In comparison to 2017, arrivals to Italy in the first three months of 2018 have decreased by 74%. However, the number of migrants entering Spain and Greece has risen in the later part of 2017, and has continued to increase up until today. Nevertheless, all in all, the number of Mediterranean migrant arrivals between January and April 2018 is less than half as high as what it was during the same period in 2017.

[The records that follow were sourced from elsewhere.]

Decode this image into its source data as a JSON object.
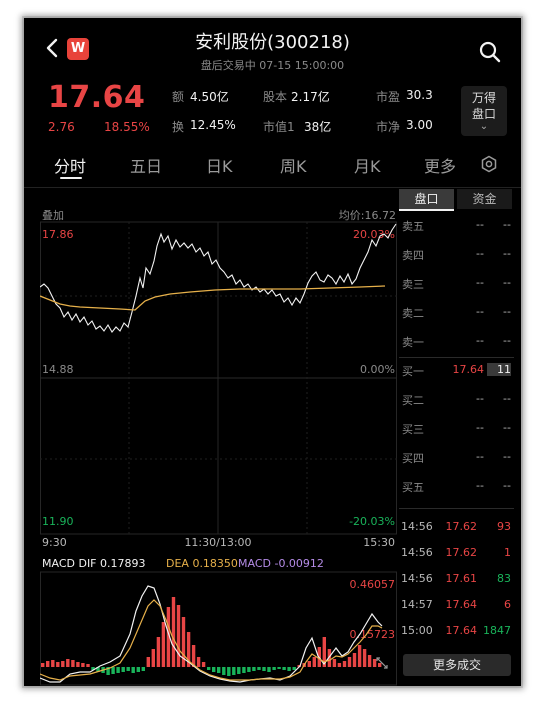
{
  "header": {
    "logo": "W",
    "title": "安利股份(300218)",
    "subtitle": "盘后交易中  07-15 15:00:00"
  },
  "quote": {
    "price": "17.64",
    "change": "2.76",
    "change_pct": "18.55%",
    "stats": [
      {
        "k": "额",
        "v": "4.50亿"
      },
      {
        "k": "股本",
        "v": "2.17亿"
      },
      {
        "k": "市盈",
        "v": "30.3"
      },
      {
        "k": "换",
        "v": "12.45%"
      },
      {
        "k": "市值1",
        "v": "38亿"
      },
      {
        "k": "市净",
        "v": "3.00"
      }
    ],
    "wande_line1": "万得",
    "wande_line2": "盘口"
  },
  "tabs": [
    "分时",
    "五日",
    "日K",
    "周K",
    "月K",
    "更多"
  ],
  "chart": {
    "overlay_label": "叠加",
    "avg_label": "均价:16.72",
    "y_high": "17.86",
    "y_mid": "14.88",
    "y_low": "11.90",
    "pct_high": "20.03%",
    "pct_mid": "0.00%",
    "pct_low": "-20.03%",
    "x_start": "9:30",
    "x_mid": "11:30/13:00",
    "x_end": "15:30",
    "macd_dif": "MACD DIF 0.17893",
    "macd_dea": "DEA 0.18350",
    "macd_val": "MACD -0.00912",
    "macd_high": "0.46057",
    "macd_mid": "0.15723",
    "colors": {
      "price": "#f2f2f2",
      "avg": "#e6b04a",
      "up": "#e84545",
      "down": "#19b35a",
      "dea": "#e6b04a",
      "macd": "#b48be6"
    }
  },
  "order_book": {
    "tab_active": "盘口",
    "tab_other": "资金",
    "sells": [
      {
        "lab": "卖五",
        "p": "--",
        "v": "--"
      },
      {
        "lab": "卖四",
        "p": "--",
        "v": "--"
      },
      {
        "lab": "卖三",
        "p": "--",
        "v": "--"
      },
      {
        "lab": "卖二",
        "p": "--",
        "v": "--"
      },
      {
        "lab": "卖一",
        "p": "--",
        "v": "--"
      }
    ],
    "buys": [
      {
        "lab": "买一",
        "p": "17.64",
        "v": "11"
      },
      {
        "lab": "买二",
        "p": "--",
        "v": "--"
      },
      {
        "lab": "买三",
        "p": "--",
        "v": "--"
      },
      {
        "lab": "买四",
        "p": "--",
        "v": "--"
      },
      {
        "lab": "买五",
        "p": "--",
        "v": "--"
      }
    ],
    "trades": [
      {
        "t": "14:56",
        "p": "17.62",
        "v": "93",
        "dir": "up"
      },
      {
        "t": "14:56",
        "p": "17.62",
        "v": "1",
        "dir": "up"
      },
      {
        "t": "14:56",
        "p": "17.61",
        "v": "83",
        "dir": "down"
      },
      {
        "t": "14:57",
        "p": "17.64",
        "v": "6",
        "dir": "up"
      },
      {
        "t": "15:00",
        "p": "17.64",
        "v": "1847",
        "dir": "down"
      }
    ],
    "more_label": "更多成交"
  }
}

Despite a significant reduction in the number of migrants taking on the journey to Europe, the death rate amongst people crossing from Libya has increased. Whereas one for twenty-nine people died trying to reach Italy in the first three months of 2017, the death rate increased to one in every fourteen people during the same period in 2018. According to the UNHCR, due to the efforts undertaken by European countries to close their borders, migrants have had to take more dangerous routes to reach and transit through Europe. Moreover, according to the NGO SOS Mediterranée, rescuing migrants at sea is becoming increasingly difficult as rescue boats have to “negotiate [including with the Libyan Coast Guard] on a case by case basis, at sea and in emergency situations, the evacuation of distressed persons.” Repressive measures are also being taken against NGOs conducting search and rescue operations at sea, on the basis that these organizations are guilty of human trafficking.
Finally, the report sheds light on the deterioration in the health of people arriving from Libya, who land in Europe, weak, thin and in poor health condition and stresses the persistence of abuse and exploitation along migration routes and the specific violence endured by women and unaccompanied children.